Folha de S. Paulo


'Uma ideia estúpida', filme sobre Godard divide opiniões em Cannes

Jean-Paul Pelissier/Reuters
O diretor Michel Hazanavicius e os atores Louis Garrel, Stacy Martin and Berenice Bejo durante o Festival de Cannes
O diretor Michel Hazanavicius e os atores Louis Garrel, Stacy Martin and Berenice Bejo em Cannes

"Que ideia estúpida!", disse o cineasta Jean-Luc Godard, que não se mostrou muito lisonjeado quando soube que preparavam uma cinebiografia a seu respeito.

A tal "ideia estúpida" se chama "Redoutable" (temível) e estreou na competição do Festival de Cannes dividindo opiniões, como era esperado. O filme, do diretor Michel Hazanavicius, mira Gordard, mas acerta Woody Allen.

É que no filme o expoente da nouvelle vague é pintado como um sujeito neurótico e algo patético. O roteiro faz um recorte temporal: encontramos Godard oito anos após ele ter lançado "Acossado" (1960), com que havia balançado os alicerces do cinema, e nas raias da iconoclastia que marcaria 1968 na França e que não pouparia nem o seu prestígio.

Godard está apaixonado por Anne Wiazemsky, atriz de 17 anos que virou sua nova musa. Mas ele é um misantropo e leva a mesma irredutibilidade de posições que marca seu cinema e sua radicalidade política para o relacionamento.

Na pele de Godard está Louis Garrel, no papel que talvez seja o mais distinto de sua carreira. O primeiro, talvez, em que não esteja interpretando papel de si mesmo.

Da mesma forma como fez no oscarizado "O Artista" (2011), outra homenagem ao cinema, Hazanavicius entope "Redoutable" de referências do que retrata, mas não propõe qualquer radicalização estética que honre o objeto de sua homenagem, algo que levou parte das críticas a chamar seu filme de um pastiche de Godard.
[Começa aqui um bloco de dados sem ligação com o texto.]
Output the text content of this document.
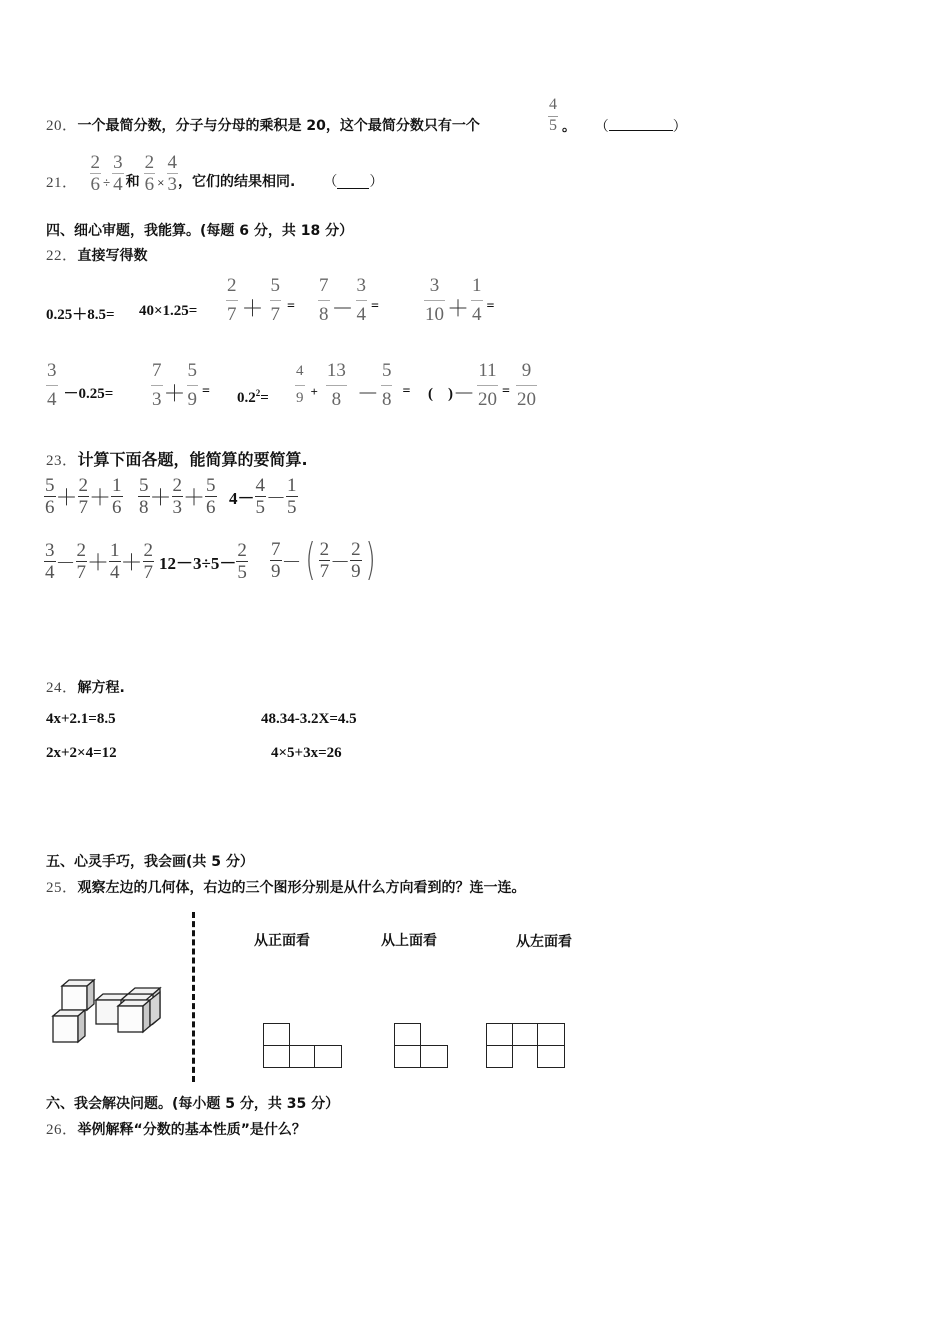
20．一个最简分数，分子与分母的乘积是 20，这个最简分数只有一个	$\frac{4}{5}$ 。 （	）
21． $\frac{2}{6} \div \frac{3}{4}$ 和 $\frac{2}{6} \times \frac{4}{3}$ ，它们的结果相同. （ ）
四、细心审题，我能算。(每题 6 分，共 18 分）
22．直接写得数
$0.25+8.5= 40\times 1.25= \frac{2}{7} + \frac{5}{7} = \frac{7}{8} - \frac{3}{4} = \frac{3}{10} + \frac{1}{4}$ =
$\frac{3}{4} -0.25= \frac{7}{3} + \frac{5}{9} = 0.2^2= \frac{4}{9} + \frac{13}{8} - \frac{5}{8}$ = (　) － $\frac{11}{20} = \frac{9}{20}$
23．计算下面各题，能简算的要简算.
$\frac{5}{6} + \frac{2}{7} + \frac{1}{6} \frac{5}{8} + \frac{2}{3} + \frac{5}{6} 4- \frac{4}{5} - \frac{1}{5}$
$\frac{3}{4} - \frac{2}{7} + \frac{1}{4} + \frac{2}{7} 12-3\div 5- \frac{2}{5} \frac{7}{9}$ － ( $\frac{2}{7} - \frac{2}{9}$ )
24．解方程.
4x+2.1=8.5	48.34-3.2X=4.5
2x+2×4=12	4×5+3x=26
五、心灵手巧，我会画(共 5 分）
25．观察左边的几何体，右边的三个图形分别是从什么方向看到的？连一连。
从正面看	从上面看	从左面看
六、我会解决问题。(每小题 5 分，共 35 分）
26．举例解释“分数的基本性质”是什么？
"Louis estava muito preocupado com a opinião dos fãs de Godard", disse Hazanavicius em entrevista à imprensa. "Mas eu disse que não me importava, que a maioria das pessoas não está nem aí para Godard".

A declaração pareceu irritar Garrel, que interrompeu seu diretor: "Isso é absurdo. É o mesmo que dizer que as pessoas não estão nem aí para Caravaggio", afirmou o ator de 33 anos, frequentemente apontado como sucessor da fleuma da nouvelle vague.

Coube a Berenice Bejo, coadjuvante em "Redoutable", fazer o deixa-disso entre os dois: "Há muitos que não estão nem aí até para o cinema".

NETFLIX VAIADA (DE NOVO)

Inimiga favorita desta edição do festival, a Netflix foi vaiada mais uma vez, agora durante a exibição de "The Meyerowitz Stories", que junto de "Okja" é um dos dois títulos do serviço de vídeo sob demanda em competição em Cannes.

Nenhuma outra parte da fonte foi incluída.